Windows 10/11 Homeエディションでは、RDPによる接続は利用できません。
Chrome リモート デスクトップなどの代替手段もありますが、セキュリティリスクがあるため注意が必要です。
また、インターネットにRDPを直接公開するとリスクが高いため、VPN経由での接続や強力なパスワード設定などの対策を行うことが推奨されます。
5. どちらを選ぶべきか?おすすめパターン
運用スタイルによって、PCが良いのかVPSが良いのかは分かれると思います。
| 運用スタイル | 推奨環境 | 特徴・理由 |
|---|---|---|
| 安定性・外出先アクセス重視 | VPS(お名前.com デスクトップクラウド StartUp 2GB) | ・データセンター運用で停電や再起動の影響を受けない ・スマホや他のPCからもリモートで操作可能 ・MT4/MT5を少数(1〜3個)稼働させる場合に最適 |
| コスト重視 | 自宅PC | ・高性能PCならMT4/MT5を50個以上同時稼働可能 ・電気代のみで運用でき、一般的にVPS費用よりも低コスト ・自由にEAを追加したり設定を変更しやすい |
6. まとめ
MT4/MT5を24時間稼働させる際は、運用スタイルや重視するポイントによって最適な環境が変わります。

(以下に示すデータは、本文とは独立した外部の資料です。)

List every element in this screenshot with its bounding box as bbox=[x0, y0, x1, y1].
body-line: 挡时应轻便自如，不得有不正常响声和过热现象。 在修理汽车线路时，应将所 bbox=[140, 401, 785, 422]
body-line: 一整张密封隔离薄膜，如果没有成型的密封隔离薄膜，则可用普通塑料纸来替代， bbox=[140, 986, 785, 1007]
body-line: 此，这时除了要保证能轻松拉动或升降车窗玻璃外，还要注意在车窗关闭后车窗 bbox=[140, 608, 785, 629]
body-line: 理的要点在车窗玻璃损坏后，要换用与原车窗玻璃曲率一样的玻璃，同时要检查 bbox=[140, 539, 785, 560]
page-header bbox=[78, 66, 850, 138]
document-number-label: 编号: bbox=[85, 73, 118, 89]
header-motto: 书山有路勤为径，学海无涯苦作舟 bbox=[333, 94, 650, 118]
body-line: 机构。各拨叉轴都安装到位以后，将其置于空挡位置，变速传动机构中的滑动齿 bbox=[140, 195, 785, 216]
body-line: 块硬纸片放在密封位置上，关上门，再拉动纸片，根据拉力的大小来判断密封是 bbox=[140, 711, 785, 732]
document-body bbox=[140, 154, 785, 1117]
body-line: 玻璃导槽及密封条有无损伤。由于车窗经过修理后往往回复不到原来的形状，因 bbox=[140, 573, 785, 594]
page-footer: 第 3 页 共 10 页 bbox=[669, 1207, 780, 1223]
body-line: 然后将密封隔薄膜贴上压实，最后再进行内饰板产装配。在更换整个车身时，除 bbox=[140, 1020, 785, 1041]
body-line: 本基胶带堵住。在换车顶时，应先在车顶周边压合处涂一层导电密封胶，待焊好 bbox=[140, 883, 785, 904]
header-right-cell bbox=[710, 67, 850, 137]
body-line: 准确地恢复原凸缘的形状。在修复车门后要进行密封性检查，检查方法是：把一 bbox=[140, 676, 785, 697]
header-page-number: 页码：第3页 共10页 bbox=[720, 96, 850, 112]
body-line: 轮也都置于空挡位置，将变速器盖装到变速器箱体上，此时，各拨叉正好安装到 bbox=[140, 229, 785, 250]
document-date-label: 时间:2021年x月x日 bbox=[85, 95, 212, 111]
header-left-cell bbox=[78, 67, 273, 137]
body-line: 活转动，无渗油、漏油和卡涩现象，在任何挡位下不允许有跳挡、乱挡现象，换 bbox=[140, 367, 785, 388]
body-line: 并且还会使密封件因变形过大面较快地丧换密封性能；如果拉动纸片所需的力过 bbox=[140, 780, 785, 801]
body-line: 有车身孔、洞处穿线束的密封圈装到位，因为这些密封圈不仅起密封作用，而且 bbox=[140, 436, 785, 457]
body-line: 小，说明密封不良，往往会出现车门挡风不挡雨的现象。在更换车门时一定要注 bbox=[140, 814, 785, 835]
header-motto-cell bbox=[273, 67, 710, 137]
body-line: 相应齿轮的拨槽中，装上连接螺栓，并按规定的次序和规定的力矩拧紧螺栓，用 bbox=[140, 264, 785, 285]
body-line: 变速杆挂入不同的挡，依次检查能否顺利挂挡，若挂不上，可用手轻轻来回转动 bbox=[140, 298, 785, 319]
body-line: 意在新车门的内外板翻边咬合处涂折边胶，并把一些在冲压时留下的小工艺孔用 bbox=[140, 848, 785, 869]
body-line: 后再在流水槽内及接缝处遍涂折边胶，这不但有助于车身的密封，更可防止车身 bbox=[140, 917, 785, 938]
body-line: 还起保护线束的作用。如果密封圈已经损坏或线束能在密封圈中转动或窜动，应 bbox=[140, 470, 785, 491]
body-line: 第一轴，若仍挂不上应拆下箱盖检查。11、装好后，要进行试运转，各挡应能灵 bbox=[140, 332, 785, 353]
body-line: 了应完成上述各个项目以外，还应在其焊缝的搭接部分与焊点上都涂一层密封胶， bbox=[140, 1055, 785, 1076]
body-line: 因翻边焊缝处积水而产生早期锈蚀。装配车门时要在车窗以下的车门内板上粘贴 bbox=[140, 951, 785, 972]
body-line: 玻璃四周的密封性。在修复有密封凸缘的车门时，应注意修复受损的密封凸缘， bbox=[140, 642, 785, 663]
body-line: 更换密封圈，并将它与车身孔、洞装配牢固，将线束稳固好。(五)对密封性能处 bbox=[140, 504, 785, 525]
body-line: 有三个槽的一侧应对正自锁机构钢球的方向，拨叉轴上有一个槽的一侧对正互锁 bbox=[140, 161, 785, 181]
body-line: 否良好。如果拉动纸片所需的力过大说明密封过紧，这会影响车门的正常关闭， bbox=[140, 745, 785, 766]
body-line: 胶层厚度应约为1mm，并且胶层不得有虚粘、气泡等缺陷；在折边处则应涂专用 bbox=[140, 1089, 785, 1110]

安定性や外出先からのアクセスを重視する場合は、VPS(お名前.com デスクトップクラウド)が適しています。
データセンター運用により停電や再起動の影響を受けず、スマホや別PCからもリモートで操作可能です。
MT4/MT5を少数だけ稼働させる場合に最適です。
コストを重視し、複数EAを同時に運用したい場合は、自宅PCの活用がおすすめです。
高性能PCであれば、50個以上のMT4/MT5を同時に稼働させることも可能で、電気代のみで運用できます。
自由にEAを追加したり設定を変更できる点もメリットです。
どちらの環境を選ぶかは、「安定性・利便性を優先するか」と「コスト・同時稼働数を優先するか」で決まります。
今回紹介した比較や目安を参考に、自分の運用スタイルに合った方法を選ぶと、24時間のFX自動売買も安心して効率的に行えます。
ちなみに私は、安定性・外出先アクセスを重視し、VPSにしました。